Algae bloom in Steamboat Lake prompts swimming restrictions for children, dogs
STEAMBOAT SPRINGS — Steamboat Lake State Park north of Steamboat Springs is warning children and pets to avoid swimming in the lake due to a potentially toxic algae bloom.
Warm water temperatures are fueling algae blooms in several bodies of water in Northwest Colorado, according to a news release from Colorado Parks and Wildlife issued Tuesday. Not only can certain species of algae get people and animals sick, they also make fishing difficult and can harm water delivery systems.
Recent tests point to the presence of blue-green algae, also called cyanobacteria, at Steamboat Lake, according to Park Manager Julie Arington. While that type of algae can be poisonous, it does not always produce the toxin that affects people and animals, Arington said.
Staff have been monitoring the blooms for toxicity and will continue to do so.
“So far, we have not found any evidence that the algae is producing a toxin,” Arington said.

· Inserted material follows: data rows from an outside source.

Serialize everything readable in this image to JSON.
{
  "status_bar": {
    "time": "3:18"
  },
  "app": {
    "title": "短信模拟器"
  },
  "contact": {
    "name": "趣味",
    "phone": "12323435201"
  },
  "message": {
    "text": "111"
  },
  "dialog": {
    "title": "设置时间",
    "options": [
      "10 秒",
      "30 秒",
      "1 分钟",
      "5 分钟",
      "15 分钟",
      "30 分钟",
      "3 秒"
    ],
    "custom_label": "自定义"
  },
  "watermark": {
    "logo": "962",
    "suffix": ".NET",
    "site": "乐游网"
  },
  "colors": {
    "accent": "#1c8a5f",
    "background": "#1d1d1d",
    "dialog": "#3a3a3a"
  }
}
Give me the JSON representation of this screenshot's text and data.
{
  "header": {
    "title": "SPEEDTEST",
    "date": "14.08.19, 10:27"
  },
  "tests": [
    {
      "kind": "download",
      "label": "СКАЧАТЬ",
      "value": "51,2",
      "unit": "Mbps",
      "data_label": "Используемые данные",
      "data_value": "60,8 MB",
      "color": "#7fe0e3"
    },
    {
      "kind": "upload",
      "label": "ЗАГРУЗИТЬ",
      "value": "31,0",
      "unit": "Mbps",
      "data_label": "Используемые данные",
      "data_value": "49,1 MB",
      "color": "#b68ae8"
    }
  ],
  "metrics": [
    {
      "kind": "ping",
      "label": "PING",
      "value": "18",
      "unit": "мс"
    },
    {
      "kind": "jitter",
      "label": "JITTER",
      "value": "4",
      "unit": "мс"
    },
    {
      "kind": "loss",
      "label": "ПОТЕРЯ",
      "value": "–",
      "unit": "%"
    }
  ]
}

As a precaution, the park has installed signs telling visitors not to allow dogs or children younger than 6 to swim in Steamboat Lake. As Arington explained, dogs and young children are more likely to ingest the water and any algae that might be in it.
Lower water levels on the Yampa River might soon prompt additional recreation restrictions in Routt County.
As of Tuesday, the river was flowing at just above 90 cubic feet per second, according to the U.S. Geological Survey’s measurement site under the Fifth Street Bridge. At 85 cfs, a voluntary closure through city limits takes effect that prohibits commercial outfitters from operating on the river through Steamboat. The closure also urges swimmers, boaters and anglers to avoid entering the river within city limits.
Two other factors — if the river temperature stays above 75 degrees for two consecutive days or if the amount of oxygen in the water stays below an average of less than six milligrams per liter for two consecutive days — would prompt a voluntary closure. For the last week, river temperatures have oscillated between about 60 degrees and just under 73 degrees.
Wildlife officials are monitoring river levels and working with local outfitters regarding any potential closures, according to CPW spokesperson Randy Hampton.
Elsewhere in the region, hot and dry conditions are putting stress on trout species, making them more susceptible to predation and disease and leading to recreation restrictions outside of Routt County. Voluntary fishing closures are in effect from 2 p.m. until midnight on the White River in Rio Blanco County and on the Colorado River in Garfield County.
Anglers throughout the region should avoid fishing during the warmest parts of the day to reduce the stress on trout, according to CPW.